Sonic: Ever sense Shadow died in a tragic tanning bed accident, my asshole just hasn't been stretched the same...
TheRapist: Well, Sonic, one of the parts of just letting go is just taking a long walk on the beach, and realizing how pointless you and the rest of... Hedgehogmanity..? are. You might as well end it all while you still can. Death is a blessing. Then, after you realize that, say to yourself, "Shadow is one lucky 1 inched hedgehog." Then you just feel better about the situation, and you have a better life until the big cocked Jesus drags you into oblivion.
Sonic:...
TheRapist: What's wrong little boi?
Sonic: I'm a satanist, you insensitive buffollo FookeR.

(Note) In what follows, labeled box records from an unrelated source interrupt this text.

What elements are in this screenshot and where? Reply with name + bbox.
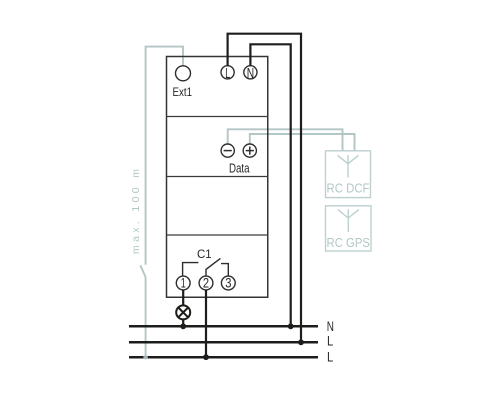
svg-text:max. 100 m: max. 100 m [130, 169, 142, 254]
relay contact C1 blade from terminal 2 [206, 258, 220, 276]
switched L bus [129, 356, 318, 359]
junction lamp on N bus [180, 323, 186, 329]
svg-text:1: 1 [181, 275, 186, 290]
junction terminal 2 wire on switched L bus [203, 354, 209, 360]
terminal L [221, 65, 234, 82]
wire terminal L to L bus [228, 34, 301, 343]
terminal 2 [199, 275, 213, 290]
svg-text:3: 3 [225, 275, 231, 290]
relay contact C1 fixed contact from terminal 1 [183, 263, 199, 277]
L bus [129, 341, 318, 344]
wire Data plus to RC DCF antenna [250, 134, 355, 151]
device section divider 3 [167, 234, 268, 236]
svg-text:Data: Data [229, 162, 250, 176]
terminal 1 [176, 275, 190, 290]
junction N wire on N bus [288, 323, 294, 329]
junction Ext1 wire on switched L bus [143, 355, 148, 360]
wire lamp to N bus [182, 319, 184, 326]
svg-text:N: N [247, 65, 254, 82]
terminal N [244, 65, 257, 82]
relay contact C1 fixed contact from terminal 3 [221, 264, 228, 276]
device section divider 2 [167, 176, 268, 178]
svg-text:RC GPS: RC GPS [327, 236, 371, 250]
device section divider 1 [167, 116, 268, 118]
device outline [167, 57, 268, 298]
svg-text:L: L [225, 65, 230, 82]
wire terminal 1 to lamp [182, 290, 184, 306]
svg-text:L: L [327, 332, 333, 348]
junction L wire on L bus [298, 339, 304, 345]
wire terminal 2 to switched L bus [205, 290, 207, 357]
svg-text:L: L [327, 348, 333, 364]
terminal Ext1 [176, 66, 191, 81]
wire Ext1 external input (max. 100 m) [140, 47, 183, 358]
terminal 3 [221, 275, 235, 290]
terminal Data plus [243, 144, 256, 157]
svg-text:C1: C1 [197, 247, 212, 261]
antenna module RC GPS [326, 206, 372, 251]
wire Data minus to RC DCF antenna [228, 129, 343, 151]
lamp [176, 305, 190, 319]
svg-text:2: 2 [203, 275, 209, 290]
N bus [129, 325, 318, 328]
svg-text:RC DCF: RC DCF [327, 182, 370, 196]
svg-text:Ext1: Ext1 [173, 85, 193, 99]
svg-text:N: N [327, 318, 334, 334]
terminal Data minus [221, 144, 234, 157]
antenna module RC DCF [326, 151, 371, 198]
wire terminal N to N bus [250, 44, 290, 326]
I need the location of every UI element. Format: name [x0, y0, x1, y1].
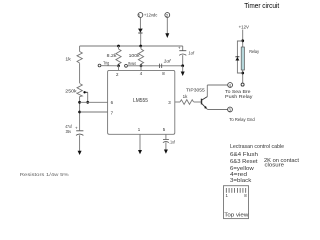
svg-text:To Sea Bre: To Sea Bre [225, 89, 251, 94]
node relay top [241, 39, 244, 42]
svg-text:1k: 1k [65, 56, 71, 61]
terminal Reset [125, 64, 128, 67]
ground arrow pin 1 [138, 150, 142, 154]
connector pins ticks [226, 188, 245, 193]
capacitor C3 1uf electrolytic [179, 51, 186, 56]
resistor R3 8.2k [118, 46, 120, 49]
terminal 3 [228, 107, 233, 112]
svg-text:LM555: LM555 [133, 98, 148, 104]
wire diode to rail [140, 33, 142, 46]
wire emitter to terminal 3 [206, 108, 207, 109]
node bypass junction [181, 64, 184, 67]
terminal 2 [165, 13, 170, 34]
wire reset node to bypass node [141, 65, 183, 67]
svg-text:35v: 35v [66, 129, 72, 134]
svg-text:+12vdc: +12vdc [144, 13, 158, 18]
svg-text:1k: 1k [183, 94, 189, 99]
diode D2 flyback [235, 57, 239, 60]
node pin7 tap [78, 111, 81, 114]
connector top view box [224, 186, 249, 219]
svg-text:+: + [75, 125, 78, 130]
svg-text:1uf: 1uf [188, 51, 194, 56]
wire collector up [206, 85, 208, 97]
wire pin 3 [175, 101, 180, 103]
wire reset junction to pin 4 [140, 66, 142, 71]
wire trig junction to pin 2 [118, 66, 120, 71]
svg-text:TIP3055: TIP3055 [186, 88, 205, 93]
ground arrow below C1 [78, 151, 82, 155]
svg-text:To Relay Gnd: To Relay Gnd [229, 117, 255, 122]
wire R5 to base [194, 101, 202, 103]
diode D1 [138, 29, 142, 33]
terminal 1 (+12vdc) [138, 13, 143, 29]
transistor Q1 TIP3055 [202, 97, 208, 109]
svg-text:1uf: 1uf [164, 59, 172, 64]
svg-text:3=black: 3=black [230, 178, 252, 184]
svg-text:8.2k: 8.2k [107, 53, 118, 58]
wire C4 to ground [165, 142, 167, 149]
svg-text:250k: 250k [65, 89, 77, 94]
resistor R5 1k [180, 100, 194, 105]
capacitor C4 .1uf [163, 139, 169, 142]
node rail/8.2k junction [117, 45, 120, 48]
wire diode branch [237, 41, 242, 73]
relay bottom open terminal [241, 83, 244, 86]
wire 1k to pot [79, 63, 81, 83]
node rail/diode junction [139, 45, 142, 48]
svg-text:6&3 Reset: 6&3 Reset [230, 159, 258, 165]
ground arrow below bypass [182, 66, 184, 72]
svg-text:+: + [178, 45, 181, 50]
node relay bottom [241, 72, 244, 75]
wire relay main [242, 30, 244, 84]
svg-text:Push Relay: Push Relay [225, 94, 253, 99]
svg-text:Relay: Relay [249, 49, 259, 54]
svg-text:Lectrasan control cable: Lectrasan control cable [230, 144, 284, 150]
wire pin 1 to ground [139, 134, 141, 150]
svg-text:Top view: Top view [224, 212, 248, 218]
svg-text:Reset: Reset [128, 61, 136, 66]
svg-text:6&4 Flush: 6&4 Flush [230, 152, 258, 158]
capacitor C2 1uf (series, horizontal) [159, 64, 161, 68]
terminal 4 [228, 83, 233, 88]
svg-text:+12V: +12V [239, 24, 249, 29]
node wiper/pin6 wire [86, 101, 89, 104]
wire to pin 7 [80, 111, 108, 113]
svg-text:100k: 100k [129, 53, 141, 58]
svg-text:.1uf: .1uf [169, 140, 175, 145]
wire to pin 6 [80, 101, 108, 103]
node pin6 tap [78, 101, 81, 104]
wire pin 5 [165, 134, 167, 139]
resistor R4 100k [140, 46, 142, 49]
terminal Trig [98, 64, 101, 67]
wire cap to ground [79, 135, 81, 151]
wire rail right drop [182, 46, 184, 51]
wire collector to terminal 4 [207, 84, 227, 86]
ground arrow under terminal 2 [165, 33, 169, 38]
wire +V rail [80, 45, 183, 47]
node trig junction [117, 64, 120, 67]
ground arrow pin 5 [164, 150, 168, 154]
op-amp U1 LM555 box [108, 70, 175, 134]
svg-text:Timer circuit: Timer circuit [244, 1, 279, 10]
node reset junction [140, 64, 143, 67]
svg-text:Trig: Trig [103, 61, 109, 66]
capacitor C1 47uf 35v [76, 131, 83, 136]
notes text block [230, 144, 300, 184]
svg-text:6=yellow: 6=yellow [230, 166, 254, 172]
svg-text:closure: closure [265, 162, 285, 168]
pot wiper arrow [83, 91, 87, 102]
wire pot to cap [79, 97, 81, 131]
svg-text:Resistors 1/4w 5%: Resistors 1/4w 5% [20, 172, 70, 178]
potentiometer R2 250k [77, 84, 82, 97]
wire left drop [79, 46, 81, 52]
resistor R1 1k [77, 52, 82, 64]
relay K1 coil [241, 47, 244, 70]
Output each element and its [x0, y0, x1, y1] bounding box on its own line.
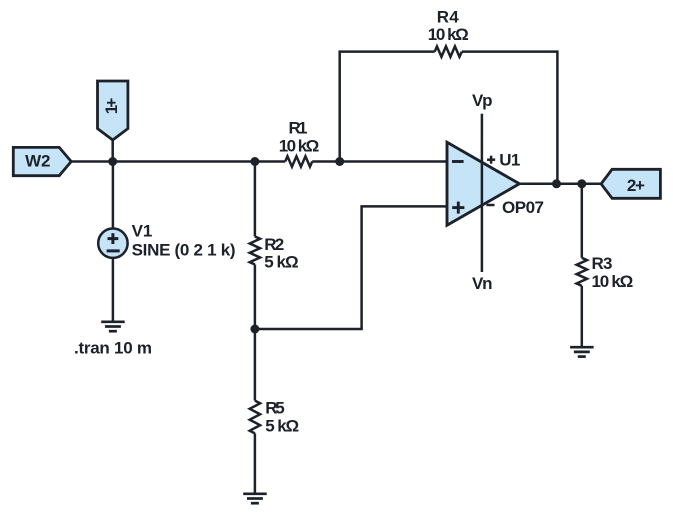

TheRapist: Wait, sense you're a satanist, can I ask a question?
Sonic: K bb.
TheRapist: Do you vape in men's pussies and call them your memeslut?
Sonic: No, others vape in my pussy, not the other way around. The vape nut.
The Rapist: What? Did you say vape nut?
Sonic: Did I stutter?
The Rapist: Sonic, ever sinse the accident, you've had a fatal speech impediment, the only reason the author isn't expressing this is because he's a fat fucking cunt, writing as he (and his hawt af breadstick) goes. And I'm telling you this for no reason because if you had a fatal stutter, I think you'd know.